The first chapter studies repeated contests with private information. In these contests, weak contestants prefer to appear strong while strong contestants prefer to appear weak. In contrast to a single contest, this leads to an equilibrium where effort is not strictly monotonic in ability and allows for a less able contestant to win against a contestant of higher ability. While the aggregate payoffs of contestants are higher per contest than in the single contest benchmark, aggregate output per contest is lower. Depending on the economic setting, the presence of private information can lead to productive or allocational inefficiencies.

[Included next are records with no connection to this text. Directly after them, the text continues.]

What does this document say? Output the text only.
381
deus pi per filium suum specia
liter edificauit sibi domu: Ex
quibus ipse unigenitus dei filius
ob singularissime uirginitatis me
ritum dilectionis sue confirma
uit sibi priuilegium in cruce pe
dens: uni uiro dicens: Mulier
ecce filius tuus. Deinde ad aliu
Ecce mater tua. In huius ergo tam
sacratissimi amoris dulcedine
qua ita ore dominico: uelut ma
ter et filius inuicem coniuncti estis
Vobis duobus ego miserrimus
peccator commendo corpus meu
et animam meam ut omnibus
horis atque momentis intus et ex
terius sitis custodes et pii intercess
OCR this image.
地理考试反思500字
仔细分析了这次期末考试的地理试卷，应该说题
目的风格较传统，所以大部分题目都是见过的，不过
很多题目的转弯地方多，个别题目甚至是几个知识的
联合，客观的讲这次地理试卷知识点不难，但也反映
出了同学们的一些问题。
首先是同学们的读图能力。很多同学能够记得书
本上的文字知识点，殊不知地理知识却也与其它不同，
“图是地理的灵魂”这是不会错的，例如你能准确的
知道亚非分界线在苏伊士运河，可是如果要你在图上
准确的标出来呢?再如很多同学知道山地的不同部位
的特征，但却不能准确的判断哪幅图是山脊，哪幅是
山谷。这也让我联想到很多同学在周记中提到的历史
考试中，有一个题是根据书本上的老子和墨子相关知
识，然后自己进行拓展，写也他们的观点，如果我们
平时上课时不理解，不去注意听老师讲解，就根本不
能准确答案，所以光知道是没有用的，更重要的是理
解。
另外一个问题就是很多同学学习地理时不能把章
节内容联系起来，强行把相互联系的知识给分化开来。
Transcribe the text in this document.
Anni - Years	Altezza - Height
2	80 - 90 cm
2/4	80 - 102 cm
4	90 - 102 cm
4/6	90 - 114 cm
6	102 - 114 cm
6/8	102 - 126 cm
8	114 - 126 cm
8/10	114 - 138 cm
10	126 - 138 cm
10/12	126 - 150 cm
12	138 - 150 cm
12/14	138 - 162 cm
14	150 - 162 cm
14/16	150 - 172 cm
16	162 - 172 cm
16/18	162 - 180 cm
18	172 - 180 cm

In the second chapter we study a binary choice model where an agent makes a decision that is informed by his beliefs after observing a public signal. This model generalizes to a wide range of economic environments which require econometricians to estimate the beliefs of agents. With minimal structure imposed on the agent's utility function, we characterize the structure of information needed to identify the beliefs of the agent after observing both signals and decisions. We find that the information must be sufficiently convincing and dense for the agent's beliefs to be point identified. When the full range of information is relaxed, we show how the agents beliefs can be partially identified. Additionally, we explicitly show how the econometrician can construct the sharpest boundaries around the agents beliefs, as she observes signals and decisions.

In the third chapter we propose a simple model of agglomeration of some particles (or agents) when there is no growth in the number of agents. In many periods, countably many agents move freely (randomly) along a line until they encounter other agents, in which case they form a community and stop moving. We show that as time goes to infinity, the distribution of sizes of communities is exponential. When agents can also detach (leave) a community, we show that when the probability of leaving a community decreases sufficiently fast with the community size, there is no steady-state distribution of community sizes: as time goes to infinity, community sizes tend to infinity.